(As published in B-Side ... )
JOHN BARRY
The EMI Years Volumes One and Two (Scamp)
VARIOUS ARTISTS
The Sound Gallery Volume One (Scamp)
Knowing the susceptibility of the self-consciously hip to reactionary shopping impulses, one mustn't take the sudden popularity of lowbrow instrumental mood music (cf. Martin Denny) as proof positive that taste no longer matters. It does. But neither should one mistake tasteless instrumental mood music for bad instrumental mood music. Take Scamp's collections of the music John Barry made for EMI in the late-'50s, for instance. Although many of Volume One's thirty-seven (thirty-seven!) and Volume Two's twenty-eight (twenty-eight!) tracks amount to little more than a white man's awkward attempt to shift his musical burden to blinkered British bobbysoxers, another chunk of it traces the development of the menacingly stuttering guitar of Barry's most famous work--"The James Bond Theme" (alas, not included here)--to its very entertaining roots in good-natured showmanship.

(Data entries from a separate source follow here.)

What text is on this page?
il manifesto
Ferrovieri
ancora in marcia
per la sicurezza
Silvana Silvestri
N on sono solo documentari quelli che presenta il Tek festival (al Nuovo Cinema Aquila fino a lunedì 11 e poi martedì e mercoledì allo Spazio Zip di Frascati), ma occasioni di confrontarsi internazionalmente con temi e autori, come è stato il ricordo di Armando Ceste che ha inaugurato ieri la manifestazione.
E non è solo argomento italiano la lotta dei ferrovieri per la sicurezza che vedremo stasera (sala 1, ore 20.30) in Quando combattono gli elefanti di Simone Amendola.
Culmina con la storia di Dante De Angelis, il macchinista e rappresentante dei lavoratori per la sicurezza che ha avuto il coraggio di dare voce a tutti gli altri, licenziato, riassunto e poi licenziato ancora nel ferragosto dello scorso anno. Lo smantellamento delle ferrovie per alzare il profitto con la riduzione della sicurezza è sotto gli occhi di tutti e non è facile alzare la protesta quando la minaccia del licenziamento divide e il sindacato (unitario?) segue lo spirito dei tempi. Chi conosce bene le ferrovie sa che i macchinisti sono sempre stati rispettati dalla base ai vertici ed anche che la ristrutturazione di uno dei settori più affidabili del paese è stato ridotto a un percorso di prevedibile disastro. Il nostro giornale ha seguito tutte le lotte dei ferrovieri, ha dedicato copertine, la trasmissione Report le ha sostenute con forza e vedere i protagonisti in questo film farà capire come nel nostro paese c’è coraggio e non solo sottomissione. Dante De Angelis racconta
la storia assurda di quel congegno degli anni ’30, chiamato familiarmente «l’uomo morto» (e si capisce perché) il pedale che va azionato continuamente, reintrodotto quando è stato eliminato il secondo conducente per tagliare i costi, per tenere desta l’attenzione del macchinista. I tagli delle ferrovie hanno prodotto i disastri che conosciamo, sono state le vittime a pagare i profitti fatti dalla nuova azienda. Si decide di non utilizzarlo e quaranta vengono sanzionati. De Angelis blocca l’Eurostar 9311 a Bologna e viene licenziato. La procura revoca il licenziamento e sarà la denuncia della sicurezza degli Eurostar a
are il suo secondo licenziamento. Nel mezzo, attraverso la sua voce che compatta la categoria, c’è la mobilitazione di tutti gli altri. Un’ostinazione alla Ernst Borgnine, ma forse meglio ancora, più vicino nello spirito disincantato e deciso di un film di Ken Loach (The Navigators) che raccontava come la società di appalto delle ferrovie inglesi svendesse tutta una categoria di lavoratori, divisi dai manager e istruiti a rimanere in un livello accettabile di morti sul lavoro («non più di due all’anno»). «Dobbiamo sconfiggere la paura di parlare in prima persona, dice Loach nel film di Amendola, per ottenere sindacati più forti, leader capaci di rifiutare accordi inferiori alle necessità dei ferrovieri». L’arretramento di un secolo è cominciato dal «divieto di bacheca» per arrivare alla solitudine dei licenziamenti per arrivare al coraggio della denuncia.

His "Walk Don't Run" even rivals the Ventures'.
And although on the surface The Sound Gallery Volume One, a collection of British incidental soundtrack music recorded between '67 and '75, sounds different, its appeal--which on many of its twenty-four (twenty-four!) tracks is immense--relies on the same phenomenon as Barry's: that of an intense, lively, and dramatic virtuosity evolving from what was really nothing more than an intention to divert.